Operator Fusions#

Fusions combine sequences of operators into single fused modules that map directly to hardware-accelerated kernels. After fusion, the model graph contains modules like FusedConvBNReLU instead of separate Conv2d, BatchNorm2d, and ReLU layers.

Fused modules:

Are numerically equivalent to the original operator sequence (no weight folding at this stage — that’s handled by the hardware compiler).
Declare QDQ insertion points so quantization stubs are placed correctly.
Export cleanly to ONNX for downstream compilation.

Convolution fusions#

ConvBNPattern#

Matches: Conv2d → [BatchNorm2d]

Produces: FusedConvBN

The most basic convolution fusion. The BatchNorm2d is optional — a bare Conv2d is also matched (useful for ensuring QDQ stub placement even on convolutions without batch normalization).

QDQ points: INPUT

ConvBNReLUPattern#

Matches: Conv2d → [BatchNorm2d] → Activation

Produces: FusedConvBNReLU

Fuses convolution, optional batch normalization, and an activation function. The pattern is named after the most common case (ReLU), but it matches any of these activations: ReLU, ReLU6, LeakyReLU, ELU, GELU, SiLU, Hardswish, Hardsigmoid.

QDQ points: INPUT

StemConvBNReLUMaxPoolPattern#

Matches: Conv2d(3in, 7×7) → [BatchNorm2d] → Activation → MaxPool2d

Produces: FusedConvBNReLUMaxPool

Captures the classification network stem found in ResNet and similar architectures. The convolution is constrained to in_channels=3, kernel_size=(7,7) so only the actual stem is matched.

QDQ points: INPUT

ConvBNAddReLUPattern#

Matches: Conv2d → BatchNorm2d → add(·, residual) → Activation

Produces: FusedConvBNAddReLU

Captures the tail of ResNet-style bottleneck blocks where the convolution path merges with a skip connection before the final activation. This is a branching pattern — it matches a Fork topology with two inputs feeding into an operator.add node.

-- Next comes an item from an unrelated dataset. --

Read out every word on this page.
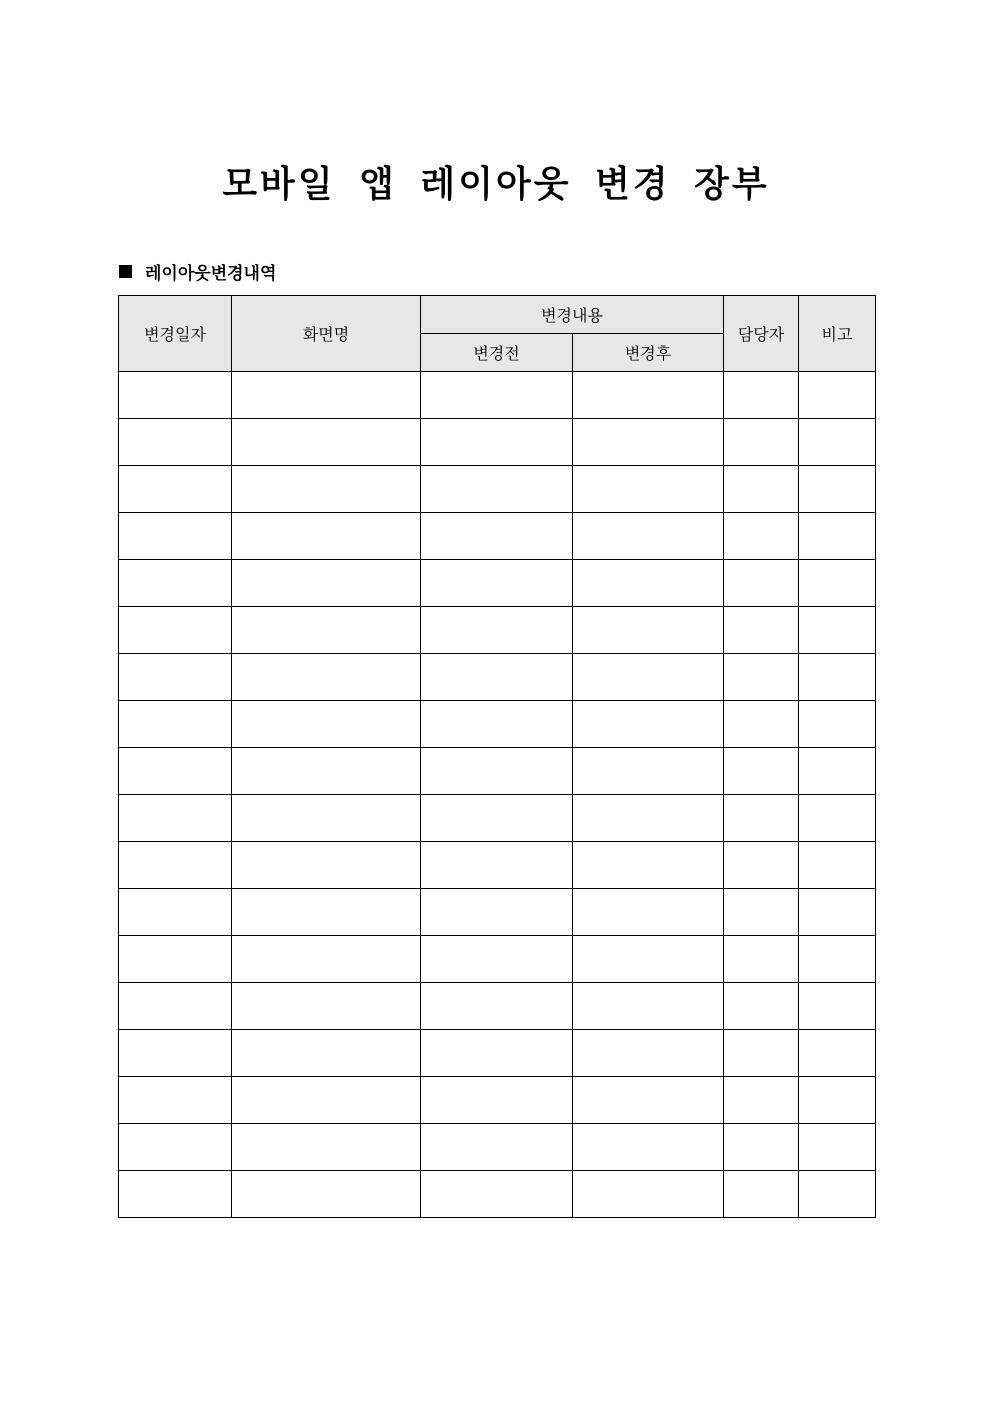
모바일 앱 레이아웃 변경 장부
레이아웃변경내역
변경일자	화면명	변경내용		담당자	비고
		변경전	변경후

QDQ points: INPUT, RESIDUAL_INPUT

The RESIDUAL_INPUT QDQ point ensures the skip connection is also quantized, which is critical for TensorRT to fuse the entire residual block into a single INT8 kernel.

Linear fusions#

LinearReLUPattern#

Matches: Linear → Activation

Produces: FusedLinearReLU

QDQ points: INPUT

LinearPattern#

Matches: standalone Linear

Produces: FusedLinear

QDQ points: INPUT

LayerNormPattern#

Matches: LayerNorm

Produces: FusedLayerNorm

QDQ points: none (inputs_to_quantize is empty — no QuantStub created)

LayerNorm is not quantized — it operates element-wise and runs efficiently in FP16/FP32. Placing QDQ stubs around LayerNorm would hurt accuracy without improving latency.

Attention fusions#

These patterns match the sub-modules produced by the DecomposeMultiheadAttentionPattern conversion.

MHAInProjectionPattern#

Matches: MHAInProjection

Produces: FusedMHAInProjection

QDQ points: INPUT

ScaledDotProductAttentionPattern#

Matches: ScaledDotProductAttention

Produces: FusedScaledDotProductAttention

QDQ points: INPUT, KEY_INPUT, VALUE_INPUT

The three QDQ points ensure that Q, K, and V tensors are independently quantized, matching TensorRT’s expected input format for fused attention kernels.

Pooling fusions#

AdaptiveAvgPoolPattern#

Matches: AdaptiveAvgPool2d

Produces: FusedAdaptiveAvgPool2d

QDQ points: INPUT, OUTPUT

Note

In smart-quantization workflows, the AdaptiveAvgPoolPattern is intentionally omitted from the pattern list to skip QDQ placement around global average pooling. This is because GlobalAvgPool is element-wise and memory-bound — quantizing it adds TensorRT reformatting overhead without meaningful compute savings. See Custom Patterns for details.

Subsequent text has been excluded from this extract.